Naturalist Trevor Herriot makes a passionate and beautiful plea for reconciliation in Towards a Prairie Atonement, a short but powerful meditation on the future of Saskatchewan’s native prairie lands.
The book alternates between lyrical, almost elegiac first-person accounts of the Canadian plains and incisive social history of colonial white settlement and displacement and oppression of indigenous peoples. Much of the book follows Herriot’s trip to a communal grassland preserve—like an island surrounded by a sea of monoculture cropland—with a Metis elder named Norman Fleury.
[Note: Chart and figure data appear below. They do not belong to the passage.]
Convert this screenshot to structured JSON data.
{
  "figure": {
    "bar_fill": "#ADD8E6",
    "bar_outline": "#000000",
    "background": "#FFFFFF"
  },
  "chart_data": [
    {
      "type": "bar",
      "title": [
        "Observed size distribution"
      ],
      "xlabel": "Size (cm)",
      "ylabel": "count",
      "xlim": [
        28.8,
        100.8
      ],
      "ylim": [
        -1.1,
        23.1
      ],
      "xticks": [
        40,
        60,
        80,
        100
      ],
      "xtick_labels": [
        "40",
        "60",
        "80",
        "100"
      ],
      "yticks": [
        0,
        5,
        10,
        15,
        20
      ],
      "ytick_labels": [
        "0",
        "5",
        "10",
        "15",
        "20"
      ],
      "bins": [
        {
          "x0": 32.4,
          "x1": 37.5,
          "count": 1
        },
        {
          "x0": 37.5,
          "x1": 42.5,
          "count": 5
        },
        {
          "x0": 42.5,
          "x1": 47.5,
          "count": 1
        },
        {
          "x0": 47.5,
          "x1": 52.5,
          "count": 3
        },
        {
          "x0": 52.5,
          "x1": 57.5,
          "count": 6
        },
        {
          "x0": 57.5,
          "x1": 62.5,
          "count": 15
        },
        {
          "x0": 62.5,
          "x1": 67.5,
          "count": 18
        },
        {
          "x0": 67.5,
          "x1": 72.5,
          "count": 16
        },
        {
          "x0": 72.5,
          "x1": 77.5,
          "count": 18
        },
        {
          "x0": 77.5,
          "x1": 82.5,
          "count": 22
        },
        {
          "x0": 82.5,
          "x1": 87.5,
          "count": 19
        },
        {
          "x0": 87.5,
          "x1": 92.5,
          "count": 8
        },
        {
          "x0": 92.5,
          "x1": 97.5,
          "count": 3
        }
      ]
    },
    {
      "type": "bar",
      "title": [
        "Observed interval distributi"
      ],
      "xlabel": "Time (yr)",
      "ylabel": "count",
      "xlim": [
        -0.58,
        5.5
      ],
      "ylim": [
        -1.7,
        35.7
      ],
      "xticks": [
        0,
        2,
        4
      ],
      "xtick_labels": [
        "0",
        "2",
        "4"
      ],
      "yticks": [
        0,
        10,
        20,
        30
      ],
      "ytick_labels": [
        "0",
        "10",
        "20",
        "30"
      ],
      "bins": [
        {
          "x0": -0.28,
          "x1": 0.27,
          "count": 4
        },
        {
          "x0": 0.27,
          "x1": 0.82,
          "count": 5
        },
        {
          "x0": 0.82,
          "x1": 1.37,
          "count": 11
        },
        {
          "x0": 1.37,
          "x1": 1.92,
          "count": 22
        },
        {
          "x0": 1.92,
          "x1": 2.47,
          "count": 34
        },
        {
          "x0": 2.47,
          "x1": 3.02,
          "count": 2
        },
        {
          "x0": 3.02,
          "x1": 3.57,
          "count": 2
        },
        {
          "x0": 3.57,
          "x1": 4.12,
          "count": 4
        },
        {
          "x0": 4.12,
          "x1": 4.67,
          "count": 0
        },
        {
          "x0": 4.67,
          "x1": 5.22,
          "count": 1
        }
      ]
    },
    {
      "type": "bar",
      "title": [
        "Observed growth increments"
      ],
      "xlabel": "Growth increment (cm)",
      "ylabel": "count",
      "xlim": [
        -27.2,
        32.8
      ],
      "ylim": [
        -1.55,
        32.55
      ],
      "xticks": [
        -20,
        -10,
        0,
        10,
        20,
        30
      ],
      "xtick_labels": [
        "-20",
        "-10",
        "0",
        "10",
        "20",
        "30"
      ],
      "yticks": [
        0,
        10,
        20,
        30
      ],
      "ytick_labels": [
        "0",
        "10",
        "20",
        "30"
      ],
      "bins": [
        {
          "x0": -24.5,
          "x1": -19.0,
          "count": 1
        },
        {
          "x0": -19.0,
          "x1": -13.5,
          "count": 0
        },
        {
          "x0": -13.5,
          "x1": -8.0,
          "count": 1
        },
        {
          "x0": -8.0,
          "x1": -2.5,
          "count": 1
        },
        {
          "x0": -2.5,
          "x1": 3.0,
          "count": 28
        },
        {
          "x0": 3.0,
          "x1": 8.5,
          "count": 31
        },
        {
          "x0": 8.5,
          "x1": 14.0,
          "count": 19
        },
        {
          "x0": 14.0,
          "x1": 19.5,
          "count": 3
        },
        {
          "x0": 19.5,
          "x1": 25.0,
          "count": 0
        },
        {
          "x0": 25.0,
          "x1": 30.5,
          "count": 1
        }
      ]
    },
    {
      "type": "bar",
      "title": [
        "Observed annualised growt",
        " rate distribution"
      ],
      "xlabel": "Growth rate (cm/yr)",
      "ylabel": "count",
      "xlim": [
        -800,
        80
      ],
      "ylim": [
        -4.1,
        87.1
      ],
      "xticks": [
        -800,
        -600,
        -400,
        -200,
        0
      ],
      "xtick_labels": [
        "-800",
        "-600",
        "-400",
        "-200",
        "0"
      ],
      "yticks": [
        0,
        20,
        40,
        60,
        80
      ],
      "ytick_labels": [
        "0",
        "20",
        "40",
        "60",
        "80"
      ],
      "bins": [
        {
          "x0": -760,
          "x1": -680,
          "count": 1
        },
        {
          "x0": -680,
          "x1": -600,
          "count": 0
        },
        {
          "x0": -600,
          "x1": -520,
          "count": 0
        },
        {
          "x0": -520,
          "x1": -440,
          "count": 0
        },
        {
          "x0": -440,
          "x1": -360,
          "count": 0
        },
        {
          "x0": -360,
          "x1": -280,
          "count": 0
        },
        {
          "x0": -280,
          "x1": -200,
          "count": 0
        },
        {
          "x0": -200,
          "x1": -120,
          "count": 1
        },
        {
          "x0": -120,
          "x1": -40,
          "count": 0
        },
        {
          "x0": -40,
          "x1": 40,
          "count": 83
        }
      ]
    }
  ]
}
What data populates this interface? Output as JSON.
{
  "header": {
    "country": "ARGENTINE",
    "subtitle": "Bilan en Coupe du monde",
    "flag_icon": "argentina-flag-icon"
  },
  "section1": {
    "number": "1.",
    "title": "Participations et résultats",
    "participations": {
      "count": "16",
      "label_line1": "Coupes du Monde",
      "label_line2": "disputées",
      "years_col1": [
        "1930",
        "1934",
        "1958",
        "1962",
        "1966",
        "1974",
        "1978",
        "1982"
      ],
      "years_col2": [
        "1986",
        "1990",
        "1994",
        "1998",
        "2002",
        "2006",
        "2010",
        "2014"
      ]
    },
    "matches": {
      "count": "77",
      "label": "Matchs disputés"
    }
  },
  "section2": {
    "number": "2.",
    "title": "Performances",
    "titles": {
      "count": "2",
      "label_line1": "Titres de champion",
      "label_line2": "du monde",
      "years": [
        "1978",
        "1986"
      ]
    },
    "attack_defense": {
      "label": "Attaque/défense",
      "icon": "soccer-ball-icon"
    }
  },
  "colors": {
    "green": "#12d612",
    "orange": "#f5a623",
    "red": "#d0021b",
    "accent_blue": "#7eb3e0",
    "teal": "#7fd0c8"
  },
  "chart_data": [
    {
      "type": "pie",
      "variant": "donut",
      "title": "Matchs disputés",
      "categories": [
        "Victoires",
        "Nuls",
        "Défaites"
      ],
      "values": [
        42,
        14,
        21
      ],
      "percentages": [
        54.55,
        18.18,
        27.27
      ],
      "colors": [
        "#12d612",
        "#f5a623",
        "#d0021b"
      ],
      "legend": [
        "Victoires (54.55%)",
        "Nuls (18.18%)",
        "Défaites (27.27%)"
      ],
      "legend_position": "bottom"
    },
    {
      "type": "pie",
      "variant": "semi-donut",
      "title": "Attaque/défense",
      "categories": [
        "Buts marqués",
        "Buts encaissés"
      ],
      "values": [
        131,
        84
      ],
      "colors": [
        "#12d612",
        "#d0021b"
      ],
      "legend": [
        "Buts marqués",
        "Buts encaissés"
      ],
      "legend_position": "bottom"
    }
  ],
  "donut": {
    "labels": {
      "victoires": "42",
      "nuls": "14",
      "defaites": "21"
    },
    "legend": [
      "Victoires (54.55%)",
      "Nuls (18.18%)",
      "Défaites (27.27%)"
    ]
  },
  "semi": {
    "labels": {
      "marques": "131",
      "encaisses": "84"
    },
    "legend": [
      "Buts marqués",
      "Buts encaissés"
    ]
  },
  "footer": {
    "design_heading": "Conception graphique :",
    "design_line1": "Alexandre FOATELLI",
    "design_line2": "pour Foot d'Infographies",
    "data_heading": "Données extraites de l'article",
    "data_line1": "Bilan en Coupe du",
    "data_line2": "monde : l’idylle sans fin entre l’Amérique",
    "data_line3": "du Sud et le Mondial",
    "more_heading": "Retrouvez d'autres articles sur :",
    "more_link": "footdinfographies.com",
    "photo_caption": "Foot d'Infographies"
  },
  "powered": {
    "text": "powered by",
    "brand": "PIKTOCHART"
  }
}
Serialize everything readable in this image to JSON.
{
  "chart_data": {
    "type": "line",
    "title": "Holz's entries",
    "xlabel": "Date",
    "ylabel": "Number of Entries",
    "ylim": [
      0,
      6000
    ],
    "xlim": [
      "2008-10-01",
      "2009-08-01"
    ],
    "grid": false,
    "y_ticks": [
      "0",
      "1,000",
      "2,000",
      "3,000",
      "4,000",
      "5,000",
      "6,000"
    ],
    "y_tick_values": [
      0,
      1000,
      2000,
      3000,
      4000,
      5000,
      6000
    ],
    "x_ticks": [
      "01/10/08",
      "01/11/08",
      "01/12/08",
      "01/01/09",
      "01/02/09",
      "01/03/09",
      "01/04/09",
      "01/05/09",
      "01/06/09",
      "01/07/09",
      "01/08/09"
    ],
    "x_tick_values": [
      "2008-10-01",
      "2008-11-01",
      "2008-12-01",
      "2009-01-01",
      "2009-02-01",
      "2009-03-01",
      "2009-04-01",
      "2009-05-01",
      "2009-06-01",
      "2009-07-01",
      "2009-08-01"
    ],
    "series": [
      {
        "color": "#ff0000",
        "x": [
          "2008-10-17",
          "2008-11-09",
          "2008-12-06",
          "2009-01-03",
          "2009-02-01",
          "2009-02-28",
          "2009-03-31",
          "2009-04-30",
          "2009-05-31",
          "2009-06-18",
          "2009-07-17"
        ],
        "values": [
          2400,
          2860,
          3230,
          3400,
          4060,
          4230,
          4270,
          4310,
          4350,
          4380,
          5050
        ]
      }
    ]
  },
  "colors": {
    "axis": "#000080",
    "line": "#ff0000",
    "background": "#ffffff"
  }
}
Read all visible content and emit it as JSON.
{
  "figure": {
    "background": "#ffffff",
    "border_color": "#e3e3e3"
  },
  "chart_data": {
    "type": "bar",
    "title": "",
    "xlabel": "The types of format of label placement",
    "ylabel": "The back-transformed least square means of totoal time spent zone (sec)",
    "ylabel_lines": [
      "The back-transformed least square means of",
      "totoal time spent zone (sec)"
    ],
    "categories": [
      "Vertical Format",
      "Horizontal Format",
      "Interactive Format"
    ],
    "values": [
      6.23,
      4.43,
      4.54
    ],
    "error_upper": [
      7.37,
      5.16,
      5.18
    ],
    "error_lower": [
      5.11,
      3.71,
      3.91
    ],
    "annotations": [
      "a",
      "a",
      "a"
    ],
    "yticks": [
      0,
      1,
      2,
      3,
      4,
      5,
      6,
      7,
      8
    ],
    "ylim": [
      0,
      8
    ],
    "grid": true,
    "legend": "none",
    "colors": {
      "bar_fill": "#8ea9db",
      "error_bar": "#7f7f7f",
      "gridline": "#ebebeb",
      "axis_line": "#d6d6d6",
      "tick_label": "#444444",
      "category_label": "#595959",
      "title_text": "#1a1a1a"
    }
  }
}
Their open, honest, and affectionate relationship offers a touching model of how historical injustices can be addressed between white people and members of indigenous communities.
Herriot’s writing sweeps across the page with the same breadth of the prairie he loves, capturing native species, birdsong, and the way grasslands swell and dip into forested ravines. These beautiful descriptions, however, culminate in moments of profound sadness. “But an uneasiness invades my thoughts,” Herriot writes. “There is no peace here because there is no justice.”
Essential to the book’s concept of atonement is personal and societal recognition of wrongdoing, pain, and loss. In the author’s own words, such awareness must also be coupled with gratitude for what’s left to build upon. By book’s end, Towards a Prairie Atonement becomes an important call to action for increased prairie conservation and more communal land use.